TR-S-0025 :2001. 3.30

松田繁樹,クルディップパリワル,中村哲

A Study of Speech Recognition based on Segmental Feature Model

Abstract:We introduce a segmental feature model (SFM) that represents temporal relationships between feature vectors. A feature vector sequence can be divided into most likely periods by using the conventional HMM. In the conventional HMM, temporal relationships between these periods are represented, because the conventional HMM consists of plural states connected temporarily. However, temporal relationships between feature vectors in each period is not modeled. If the temporal relationships between the feature vectors are modeled, it is considered that feature vector sequences can be modeled more efficiently than the conventional HMM. The SFM calculate a probability of a fixed-dimension segmental feature vector, the segmental feature vector is extracted from a variable-length period that is allocated to each state in the SFM. We propose a segmental feature vector based on average values. The segmental feature vector can calculate temporal covariances.
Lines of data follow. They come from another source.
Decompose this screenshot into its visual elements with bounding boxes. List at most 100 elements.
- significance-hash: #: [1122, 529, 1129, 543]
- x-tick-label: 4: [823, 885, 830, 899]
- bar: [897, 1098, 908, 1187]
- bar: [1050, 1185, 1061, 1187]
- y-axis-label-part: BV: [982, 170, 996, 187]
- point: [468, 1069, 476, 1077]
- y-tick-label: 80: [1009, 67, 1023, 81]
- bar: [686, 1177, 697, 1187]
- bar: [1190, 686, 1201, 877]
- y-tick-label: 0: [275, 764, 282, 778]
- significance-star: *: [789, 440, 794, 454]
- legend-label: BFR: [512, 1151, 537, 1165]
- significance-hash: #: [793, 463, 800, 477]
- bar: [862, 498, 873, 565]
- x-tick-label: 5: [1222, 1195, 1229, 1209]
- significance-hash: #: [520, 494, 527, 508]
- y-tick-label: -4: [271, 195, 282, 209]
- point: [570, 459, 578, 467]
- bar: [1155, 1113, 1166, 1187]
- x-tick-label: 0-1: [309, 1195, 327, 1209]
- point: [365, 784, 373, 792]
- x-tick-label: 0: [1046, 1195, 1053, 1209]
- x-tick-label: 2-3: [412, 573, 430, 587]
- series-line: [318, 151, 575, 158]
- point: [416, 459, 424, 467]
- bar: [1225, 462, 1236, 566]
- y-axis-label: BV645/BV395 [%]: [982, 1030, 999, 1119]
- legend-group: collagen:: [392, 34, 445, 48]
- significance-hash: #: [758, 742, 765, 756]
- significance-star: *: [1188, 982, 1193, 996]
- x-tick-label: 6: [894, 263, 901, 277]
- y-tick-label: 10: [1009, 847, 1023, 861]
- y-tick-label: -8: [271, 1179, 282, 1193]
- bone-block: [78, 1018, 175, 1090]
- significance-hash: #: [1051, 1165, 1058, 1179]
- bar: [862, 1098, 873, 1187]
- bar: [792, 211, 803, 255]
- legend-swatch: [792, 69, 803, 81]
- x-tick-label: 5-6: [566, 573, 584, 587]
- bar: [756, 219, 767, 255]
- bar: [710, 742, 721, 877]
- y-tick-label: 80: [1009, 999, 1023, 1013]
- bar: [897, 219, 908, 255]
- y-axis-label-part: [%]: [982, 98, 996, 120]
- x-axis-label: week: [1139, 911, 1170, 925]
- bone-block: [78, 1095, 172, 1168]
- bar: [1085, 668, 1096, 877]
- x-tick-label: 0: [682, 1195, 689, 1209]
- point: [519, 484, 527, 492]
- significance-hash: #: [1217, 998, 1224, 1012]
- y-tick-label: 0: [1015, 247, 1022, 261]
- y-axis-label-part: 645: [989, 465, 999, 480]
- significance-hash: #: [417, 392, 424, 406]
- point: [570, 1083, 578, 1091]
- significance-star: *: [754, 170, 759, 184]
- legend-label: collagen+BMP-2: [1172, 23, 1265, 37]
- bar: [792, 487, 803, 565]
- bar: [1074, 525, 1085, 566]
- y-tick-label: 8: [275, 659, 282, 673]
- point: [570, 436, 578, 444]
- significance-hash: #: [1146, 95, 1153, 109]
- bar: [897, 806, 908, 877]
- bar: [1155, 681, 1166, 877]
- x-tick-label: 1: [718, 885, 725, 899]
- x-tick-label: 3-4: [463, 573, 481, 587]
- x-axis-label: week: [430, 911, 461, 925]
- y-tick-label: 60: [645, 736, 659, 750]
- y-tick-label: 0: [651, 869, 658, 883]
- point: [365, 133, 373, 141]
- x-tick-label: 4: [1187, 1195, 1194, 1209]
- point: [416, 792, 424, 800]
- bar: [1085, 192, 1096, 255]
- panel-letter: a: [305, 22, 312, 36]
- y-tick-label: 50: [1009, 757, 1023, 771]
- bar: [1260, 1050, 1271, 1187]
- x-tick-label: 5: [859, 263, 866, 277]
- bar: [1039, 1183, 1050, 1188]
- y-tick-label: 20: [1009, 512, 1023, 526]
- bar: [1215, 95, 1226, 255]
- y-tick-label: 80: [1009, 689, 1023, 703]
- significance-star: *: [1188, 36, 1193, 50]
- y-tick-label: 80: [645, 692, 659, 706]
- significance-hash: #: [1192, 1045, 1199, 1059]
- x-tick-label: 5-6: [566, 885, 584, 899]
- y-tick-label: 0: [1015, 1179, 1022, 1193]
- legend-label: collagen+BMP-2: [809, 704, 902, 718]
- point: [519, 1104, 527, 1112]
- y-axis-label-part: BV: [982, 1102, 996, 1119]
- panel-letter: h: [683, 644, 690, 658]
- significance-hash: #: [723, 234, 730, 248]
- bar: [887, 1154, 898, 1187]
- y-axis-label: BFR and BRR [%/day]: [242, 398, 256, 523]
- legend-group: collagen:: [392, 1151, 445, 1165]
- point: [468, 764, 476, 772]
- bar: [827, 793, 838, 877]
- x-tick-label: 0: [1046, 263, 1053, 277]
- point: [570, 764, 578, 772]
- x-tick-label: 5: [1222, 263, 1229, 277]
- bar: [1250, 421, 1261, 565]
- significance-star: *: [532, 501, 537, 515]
And, we propose a new SFM that has variances in a segment (period), to reduce missmatches between a feature vector sequence and a segmental feature vector. For the SFM using the segmental feature vector based on average values, we performed speech recognition experiments of a phoneme classification and a continuous phoneme recognition. The SFMs achieved higher recognition rates than conventional HMMs in the phoneme classification experiments. However, in the continuous phoneme classification experiments, the SFMs got lower recognition rates than conventional HMMs. It is considered that the SFM does not estimate phoneme boundaries rightly.